A pandemia foi tramada para o Benfica, pronto, mas até à linha de fronteira entre a normalidade e o presumível colapso (a 15 de janeiro), para o Campeonato a equipa de Jesus perdeu dez pontos em 14 jornadas, além de ter sido eliminada da Liga dos Campeões e de ter sido derrotada na final da Supertaça. Na Liga Europa, teve três empates (dois com o Rangers e um com o Standard Liège) e ficou em segundo lugar no grupo, o que não é registo elogioso. Portanto, sugere a sensatez que se mude de página…

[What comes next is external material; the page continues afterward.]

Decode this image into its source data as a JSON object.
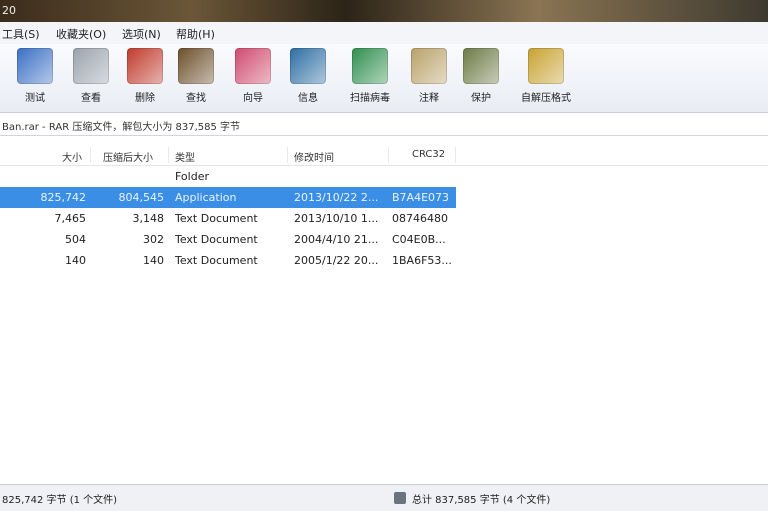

Longe de mim, no entanto, a intenção de ofender quem quer que seja, mas a autoria do projeto apenas promoveu o ridículo visível, com uma lamechice fora de prazo e que até pode ferir a sensibilidade de cidadãos anónimos, simpatizantes ou não do Benfica, que sentiram na pele os efeitos deste maldito vírus. «Quantos caíram hoje?», perguntou o treinador ao médico. Como?...
O mundo de Jesus resume-se ao perímetro do seu umbigo. Até compreendo que diga ou faça coisas sem pensar, mas há limites.
Este documentário, ou o que se quiser chamar-lhe, quando devia estar a abrir as janelas para um tempo de esperança, de retorno às vitórias e aos títulos, faz exatamente o contrário, trazendo à colação desculpas mil vezes ditas e reditas para colocar no vírus o ónus de todas as culpas e começando a preparar as pessoas para a eventualidade de a Liga dos Campeões não passar de uma miragem, tal como no ano passado. Dir-me-ão que a finalidade não foi essa, mas parece…
Já o escrevi há mais de dois meses, numa altura em que se percebia que alguma coisa devia ser feita para desacelerar o percurso descendente do futebol encarnado. Ninguém ligou, mas insisto: é urgente Luís Filipe Vieira falar e colocar ponto final nesta aparente desordem. Os benfiquistas precisam de ouvir a sua voz. A única em que os verdadeiros adeptos acreditam.